Deux facteurs me poussèrent à organiser moi-même une grande fête à l'occasion de mon 70e. D'abord le fait d'avoir participé à l'anniversaire de Laura en avril 2008: sur le site accueillant et festif de Punto de Equilibrio à un km de Ventanilla, elle fêtait son 30e avec un grand nombre d'amis de la région, et beaucoup de villageois. Je me senti membre de la communauté dans laquelle déjà de travaillais, et cela me donna l'idée d'organiser, à l'occasion de mon anniversaire en 2009, une fête semblable pour marquer ma solidarité. Le prétexte anniversaire me paraissait d'autant plus approprié que j'atteignais l'âge symbolique et vénérable de 70 ans. Ce fait même me semblait à la fois incroyable, terrifiant et rigolo.
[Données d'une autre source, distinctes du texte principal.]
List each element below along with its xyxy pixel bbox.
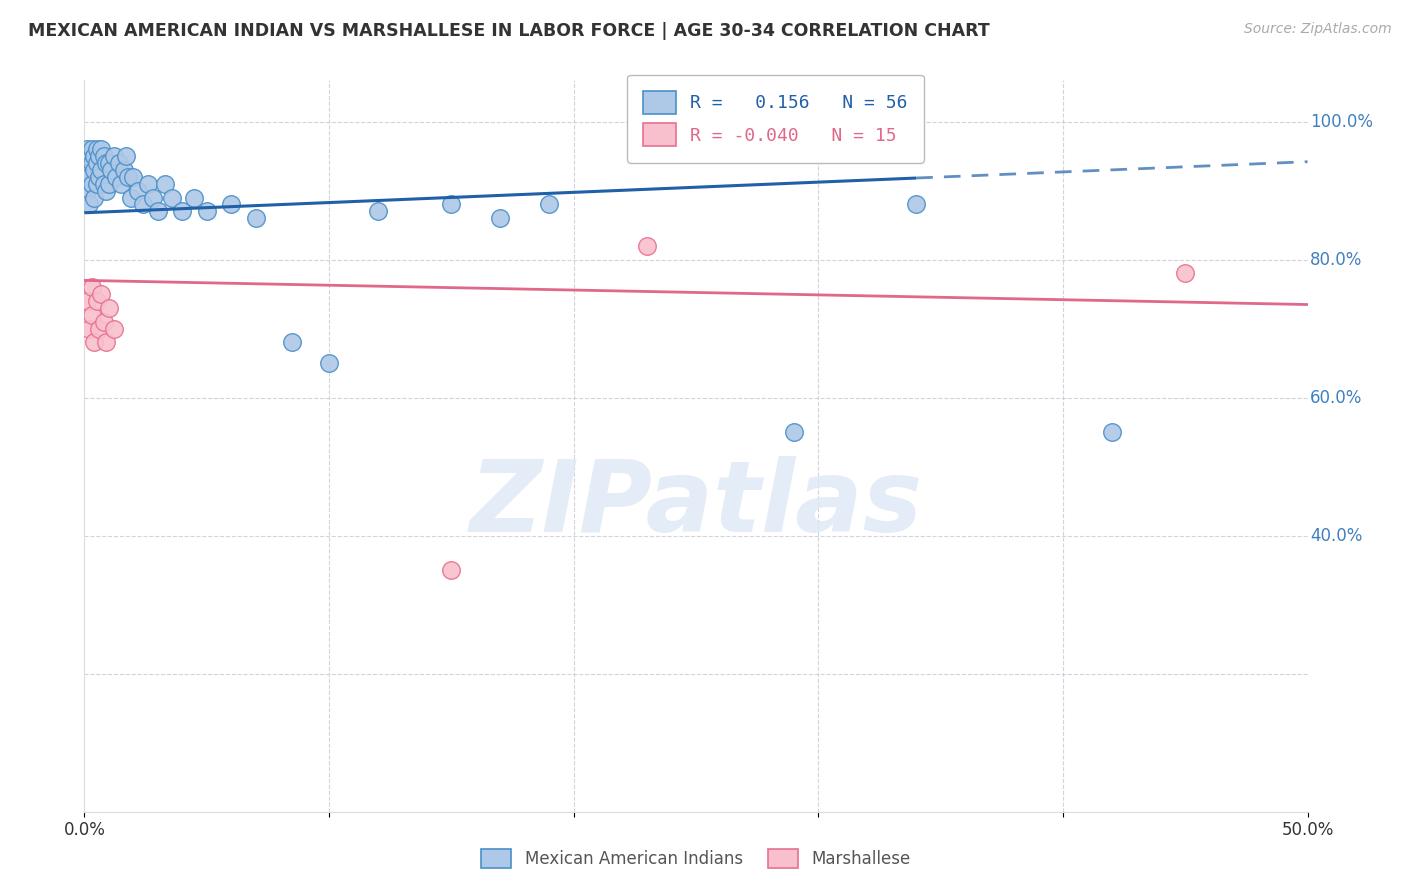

La piscine et les premiers arrivés à Punto de Equilibrio, le 14 mars 2009

Soulignons que dans une petite communauté comme celle de Ventanilla, toutes les familles organisent des fêtes auxquelles tous sont invités d'office (baptêmes, anniversaires de 15 ans, etc.). Par-dessus tout, il m'importait de m'insérer dans la communauté où j'allais vivre pour plus d'un an. Inviter tout le monde et lui dire de manière concrète: Au fond et malgré les différences de peau, de langue et de culture, je suis des vôtres, merci pour votre accueil, travaillons ensemble pour améliorer nos vies. Oui: passablement idéaliste, une faiblesse qui ne m'a jamais quitté.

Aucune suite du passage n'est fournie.